In [None]:
import pandas as pd
import numpy as np

Инициализация алгоритмов

In [None]:
from tg.grammar_ru.algorithms.spellcheck import SpellcheckAlgorithm
from tg.grammar_ru.algorithms.repetitions import RepetitionsAlgorithm
from tg.grammar_ru.algorithms.architecture import NlpAlgorithm

spell_check = SpellcheckAlgorithm()
repetitions = RepetitionsAlgorithm()

Текст для проверки

In [None]:
sample_text = 'Привет как дела? Вот туть ест ашибочки в нописании слоф, харашо?
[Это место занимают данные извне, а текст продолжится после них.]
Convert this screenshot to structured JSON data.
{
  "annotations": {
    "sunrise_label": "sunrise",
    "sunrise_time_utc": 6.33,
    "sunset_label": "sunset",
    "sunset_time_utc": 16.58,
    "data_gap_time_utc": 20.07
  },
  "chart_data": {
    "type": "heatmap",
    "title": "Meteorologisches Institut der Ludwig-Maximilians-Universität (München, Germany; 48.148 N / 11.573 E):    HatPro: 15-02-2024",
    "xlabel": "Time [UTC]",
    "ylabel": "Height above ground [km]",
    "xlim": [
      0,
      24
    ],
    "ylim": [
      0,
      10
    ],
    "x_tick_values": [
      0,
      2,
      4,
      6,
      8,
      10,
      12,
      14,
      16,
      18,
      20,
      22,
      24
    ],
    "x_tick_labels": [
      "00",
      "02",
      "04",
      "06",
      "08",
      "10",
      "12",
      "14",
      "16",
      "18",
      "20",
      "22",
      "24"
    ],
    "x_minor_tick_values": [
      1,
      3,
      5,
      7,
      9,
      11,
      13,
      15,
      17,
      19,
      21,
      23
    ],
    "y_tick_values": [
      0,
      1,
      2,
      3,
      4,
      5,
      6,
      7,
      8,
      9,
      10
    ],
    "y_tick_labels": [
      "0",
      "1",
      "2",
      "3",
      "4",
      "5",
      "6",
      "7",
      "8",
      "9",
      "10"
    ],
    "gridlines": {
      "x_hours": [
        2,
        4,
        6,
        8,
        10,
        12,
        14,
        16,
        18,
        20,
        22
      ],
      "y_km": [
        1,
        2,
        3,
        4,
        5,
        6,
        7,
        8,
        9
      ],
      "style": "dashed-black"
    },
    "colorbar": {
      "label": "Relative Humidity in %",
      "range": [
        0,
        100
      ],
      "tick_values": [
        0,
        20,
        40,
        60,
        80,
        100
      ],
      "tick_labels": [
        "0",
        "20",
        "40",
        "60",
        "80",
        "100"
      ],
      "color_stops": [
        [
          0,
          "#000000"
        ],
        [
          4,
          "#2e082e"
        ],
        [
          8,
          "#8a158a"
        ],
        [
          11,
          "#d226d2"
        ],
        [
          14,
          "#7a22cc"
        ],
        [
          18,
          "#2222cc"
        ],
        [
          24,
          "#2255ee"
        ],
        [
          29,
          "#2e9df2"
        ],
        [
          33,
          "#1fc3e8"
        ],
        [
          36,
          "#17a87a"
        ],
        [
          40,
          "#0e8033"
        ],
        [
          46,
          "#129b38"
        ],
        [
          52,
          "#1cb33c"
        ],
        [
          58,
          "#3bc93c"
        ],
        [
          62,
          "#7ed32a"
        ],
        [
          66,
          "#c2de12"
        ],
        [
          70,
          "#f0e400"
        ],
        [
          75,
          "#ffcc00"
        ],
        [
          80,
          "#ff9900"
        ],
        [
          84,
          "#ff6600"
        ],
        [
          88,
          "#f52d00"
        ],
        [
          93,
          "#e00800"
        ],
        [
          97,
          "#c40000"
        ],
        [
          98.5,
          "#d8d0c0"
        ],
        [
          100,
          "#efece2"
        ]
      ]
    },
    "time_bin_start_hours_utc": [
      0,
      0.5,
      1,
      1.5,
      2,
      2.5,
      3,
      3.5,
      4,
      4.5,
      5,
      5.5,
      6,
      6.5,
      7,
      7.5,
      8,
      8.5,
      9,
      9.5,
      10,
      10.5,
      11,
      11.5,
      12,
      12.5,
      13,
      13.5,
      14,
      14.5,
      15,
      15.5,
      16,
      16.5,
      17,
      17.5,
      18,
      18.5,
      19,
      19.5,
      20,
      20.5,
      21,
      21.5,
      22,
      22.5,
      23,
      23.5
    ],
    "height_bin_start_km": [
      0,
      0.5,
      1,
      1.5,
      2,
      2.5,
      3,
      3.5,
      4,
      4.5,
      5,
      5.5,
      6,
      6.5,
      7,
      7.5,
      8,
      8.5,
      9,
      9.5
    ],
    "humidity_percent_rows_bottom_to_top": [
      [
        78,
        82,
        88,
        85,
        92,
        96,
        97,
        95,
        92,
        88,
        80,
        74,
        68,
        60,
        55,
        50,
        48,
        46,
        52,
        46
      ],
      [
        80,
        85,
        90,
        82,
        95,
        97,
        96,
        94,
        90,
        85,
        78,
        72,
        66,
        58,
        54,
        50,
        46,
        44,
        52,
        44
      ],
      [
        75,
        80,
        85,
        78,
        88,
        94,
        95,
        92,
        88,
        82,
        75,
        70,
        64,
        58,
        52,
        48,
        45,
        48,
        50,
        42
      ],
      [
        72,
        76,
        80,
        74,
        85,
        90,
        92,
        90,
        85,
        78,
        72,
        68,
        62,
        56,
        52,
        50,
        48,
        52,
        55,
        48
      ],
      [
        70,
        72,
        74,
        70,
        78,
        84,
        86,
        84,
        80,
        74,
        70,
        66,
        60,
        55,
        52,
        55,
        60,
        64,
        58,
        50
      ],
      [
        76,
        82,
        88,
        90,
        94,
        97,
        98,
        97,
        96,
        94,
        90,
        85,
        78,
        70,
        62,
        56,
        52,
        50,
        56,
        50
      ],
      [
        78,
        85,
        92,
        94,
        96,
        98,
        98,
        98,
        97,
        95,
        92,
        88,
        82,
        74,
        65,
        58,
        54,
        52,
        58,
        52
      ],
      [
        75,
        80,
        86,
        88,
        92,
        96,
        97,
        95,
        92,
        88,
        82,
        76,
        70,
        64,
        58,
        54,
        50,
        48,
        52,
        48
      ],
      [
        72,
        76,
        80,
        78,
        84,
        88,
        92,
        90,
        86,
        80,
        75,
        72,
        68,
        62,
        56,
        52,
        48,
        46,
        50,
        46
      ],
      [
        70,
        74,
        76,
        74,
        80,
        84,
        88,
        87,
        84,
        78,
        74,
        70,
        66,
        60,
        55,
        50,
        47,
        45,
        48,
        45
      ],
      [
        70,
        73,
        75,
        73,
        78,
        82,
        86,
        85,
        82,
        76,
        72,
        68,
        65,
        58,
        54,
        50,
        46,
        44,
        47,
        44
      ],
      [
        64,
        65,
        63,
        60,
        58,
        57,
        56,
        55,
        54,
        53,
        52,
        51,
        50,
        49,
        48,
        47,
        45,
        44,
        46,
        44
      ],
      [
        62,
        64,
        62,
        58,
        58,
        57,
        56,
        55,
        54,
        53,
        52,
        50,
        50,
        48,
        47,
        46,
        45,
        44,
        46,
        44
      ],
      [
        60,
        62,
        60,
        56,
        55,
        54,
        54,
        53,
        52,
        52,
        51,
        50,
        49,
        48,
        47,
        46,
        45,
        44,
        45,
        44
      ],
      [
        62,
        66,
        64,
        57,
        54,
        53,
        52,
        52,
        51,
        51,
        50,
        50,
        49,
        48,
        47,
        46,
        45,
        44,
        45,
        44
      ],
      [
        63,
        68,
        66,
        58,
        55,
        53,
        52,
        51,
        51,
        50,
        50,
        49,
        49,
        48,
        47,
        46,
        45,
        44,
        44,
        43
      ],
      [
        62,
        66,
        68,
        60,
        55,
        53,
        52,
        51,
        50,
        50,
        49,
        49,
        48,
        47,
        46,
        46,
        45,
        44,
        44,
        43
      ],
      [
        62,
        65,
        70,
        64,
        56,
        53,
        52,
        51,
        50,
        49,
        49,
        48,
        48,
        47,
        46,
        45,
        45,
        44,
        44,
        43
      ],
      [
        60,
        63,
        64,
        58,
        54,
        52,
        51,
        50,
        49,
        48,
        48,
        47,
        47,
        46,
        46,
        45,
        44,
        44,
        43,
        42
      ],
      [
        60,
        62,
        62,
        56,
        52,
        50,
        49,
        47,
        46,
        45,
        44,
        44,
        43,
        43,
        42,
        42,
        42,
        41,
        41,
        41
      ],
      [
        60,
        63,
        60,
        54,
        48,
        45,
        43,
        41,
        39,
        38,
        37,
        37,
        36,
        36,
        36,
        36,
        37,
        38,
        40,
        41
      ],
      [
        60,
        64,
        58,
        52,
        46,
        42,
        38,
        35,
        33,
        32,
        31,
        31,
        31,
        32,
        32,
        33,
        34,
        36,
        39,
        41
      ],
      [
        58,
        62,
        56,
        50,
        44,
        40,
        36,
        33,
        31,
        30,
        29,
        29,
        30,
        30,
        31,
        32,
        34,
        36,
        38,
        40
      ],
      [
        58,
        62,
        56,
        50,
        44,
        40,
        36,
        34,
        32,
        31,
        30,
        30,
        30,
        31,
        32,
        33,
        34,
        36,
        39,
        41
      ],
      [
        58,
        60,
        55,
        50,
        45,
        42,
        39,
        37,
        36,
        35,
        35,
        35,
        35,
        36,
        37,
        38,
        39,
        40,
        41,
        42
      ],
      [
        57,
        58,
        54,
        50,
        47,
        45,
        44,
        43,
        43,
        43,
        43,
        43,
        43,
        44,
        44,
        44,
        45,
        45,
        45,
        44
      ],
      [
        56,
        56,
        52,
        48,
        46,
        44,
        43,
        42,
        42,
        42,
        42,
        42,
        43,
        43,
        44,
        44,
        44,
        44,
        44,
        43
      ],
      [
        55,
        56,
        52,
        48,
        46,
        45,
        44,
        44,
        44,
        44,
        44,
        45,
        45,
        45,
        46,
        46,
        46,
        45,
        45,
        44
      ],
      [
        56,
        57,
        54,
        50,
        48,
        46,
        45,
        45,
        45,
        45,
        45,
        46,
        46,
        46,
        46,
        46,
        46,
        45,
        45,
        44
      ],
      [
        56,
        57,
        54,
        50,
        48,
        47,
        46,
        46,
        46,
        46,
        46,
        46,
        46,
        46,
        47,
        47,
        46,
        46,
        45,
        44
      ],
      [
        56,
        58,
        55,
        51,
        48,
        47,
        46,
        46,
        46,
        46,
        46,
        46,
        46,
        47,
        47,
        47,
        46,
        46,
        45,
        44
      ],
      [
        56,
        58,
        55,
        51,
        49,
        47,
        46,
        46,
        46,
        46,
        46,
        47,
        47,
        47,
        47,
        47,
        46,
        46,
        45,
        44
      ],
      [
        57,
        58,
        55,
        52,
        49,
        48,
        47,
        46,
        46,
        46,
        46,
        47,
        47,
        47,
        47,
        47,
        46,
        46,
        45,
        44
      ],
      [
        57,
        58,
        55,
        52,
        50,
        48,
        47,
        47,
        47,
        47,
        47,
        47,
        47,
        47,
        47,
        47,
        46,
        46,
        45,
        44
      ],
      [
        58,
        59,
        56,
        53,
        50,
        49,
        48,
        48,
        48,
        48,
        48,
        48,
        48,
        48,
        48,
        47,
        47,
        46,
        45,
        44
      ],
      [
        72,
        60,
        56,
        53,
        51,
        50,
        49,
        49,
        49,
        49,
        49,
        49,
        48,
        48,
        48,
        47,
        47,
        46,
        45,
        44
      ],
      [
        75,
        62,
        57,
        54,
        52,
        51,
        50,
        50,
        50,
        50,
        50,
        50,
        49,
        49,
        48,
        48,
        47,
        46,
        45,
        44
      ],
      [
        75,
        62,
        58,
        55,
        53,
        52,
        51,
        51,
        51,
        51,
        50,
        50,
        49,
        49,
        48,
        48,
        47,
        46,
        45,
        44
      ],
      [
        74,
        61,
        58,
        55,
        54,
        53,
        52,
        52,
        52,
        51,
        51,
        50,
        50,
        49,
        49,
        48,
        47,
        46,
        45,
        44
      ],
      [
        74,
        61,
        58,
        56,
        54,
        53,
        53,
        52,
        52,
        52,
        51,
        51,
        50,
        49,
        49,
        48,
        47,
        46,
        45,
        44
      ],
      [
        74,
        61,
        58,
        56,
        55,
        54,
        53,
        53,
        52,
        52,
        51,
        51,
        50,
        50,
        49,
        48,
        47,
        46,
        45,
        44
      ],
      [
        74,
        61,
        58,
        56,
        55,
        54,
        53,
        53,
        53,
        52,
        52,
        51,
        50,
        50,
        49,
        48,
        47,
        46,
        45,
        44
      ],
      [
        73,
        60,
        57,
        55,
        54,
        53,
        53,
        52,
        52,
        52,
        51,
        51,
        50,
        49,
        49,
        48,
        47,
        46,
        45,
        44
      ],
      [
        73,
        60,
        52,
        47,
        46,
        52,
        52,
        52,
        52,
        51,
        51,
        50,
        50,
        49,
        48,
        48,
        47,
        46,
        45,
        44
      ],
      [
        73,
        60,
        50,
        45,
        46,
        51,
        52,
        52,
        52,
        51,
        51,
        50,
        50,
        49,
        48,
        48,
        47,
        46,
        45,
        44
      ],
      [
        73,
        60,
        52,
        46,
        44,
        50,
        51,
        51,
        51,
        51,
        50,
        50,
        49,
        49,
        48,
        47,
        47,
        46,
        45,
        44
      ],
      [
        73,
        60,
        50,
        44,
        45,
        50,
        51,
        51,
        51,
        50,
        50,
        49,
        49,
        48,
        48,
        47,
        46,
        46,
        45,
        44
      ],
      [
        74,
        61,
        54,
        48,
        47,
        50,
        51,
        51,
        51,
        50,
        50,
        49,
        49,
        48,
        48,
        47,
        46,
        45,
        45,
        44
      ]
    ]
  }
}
А вот тут есть повторение повторение!!!'

In [None]:
from dataclasses import dataclass

@dataclass
class CheckedText:
    text: str
    errors_df: pd.DataFrame

Находим все ошибки в тексе, запустив на нем все алгоритмы

In [None]:
from tg.grammar_ru import Separator

def check_text_for_grammar_errors(text: str) -> CheckedText:
    data_bundle = Separator.build_bundle(text)
    index = data_bundle.src.index
    
    grammar_ru_result = NlpAlgorithm.combine_algorithms(data_bundle, index, spell_check, repetitions)
    return CheckedText(text=sample_text, errors_df=grammar_ru_result)

In [None]:
checked_text = check_text_for_grammar_errors(text=sample_text)
checked_text.errors_df

Визуализация ошибок по типу

In [None]:
from IPython.core.display import HTML

def visualize_errors(checked_text: CheckedText) -> HTML:
    separated_text = Separator.separate_string(checked_text.text)
    merged_df = separated_text.merge(checked_text.errors_df["error_type"], left_on='word_id', right_index=True)
    return Separator.Viewer().highlight(column_name="error_type", value_to_color='auto').to_html_display(merged_df)

In [None]:
visualize_errors(checked_text)

Исправление ошибок в разделенном тексте

In [None]:
from tg.grammar_ru.algorithms.architecture import ErrorTypes

def correct_grammar_errors(checked_text: CheckedText, /, errors_filter: list[ErrorTypes] | None = None) -> pd.DataFrame:
    separated_text = Separator.separate_string(checked_text.text)
    merged_df = separated_text.merge(checked_text.errors_df[["error_type", "suggest"]], left_on='word_id', right_index=True)
    
    def correct_error(word: str, error_type: ErrorTypes, suggest: list[str] | None) -> str:
        if errors_filter is not None and error_type not in errors_filter:
            return word
        
        if suggest is None:
            return f"~{word}~"
        
        return suggest[0]
    
    has_error = ~merged_df['error_type'].isnull()
    merged_df.loc[has_error, "word"] = merged_df.loc[has_error, ["word", "error_type", "suggest"]].apply(lambda x: correct_error(*x), axis=1)
    return merged_df

In [None]:
correct_grammar_errors(checked_text, errors_filter=[ErrorTypes.Stylistic, ErrorTypes.Orthographic])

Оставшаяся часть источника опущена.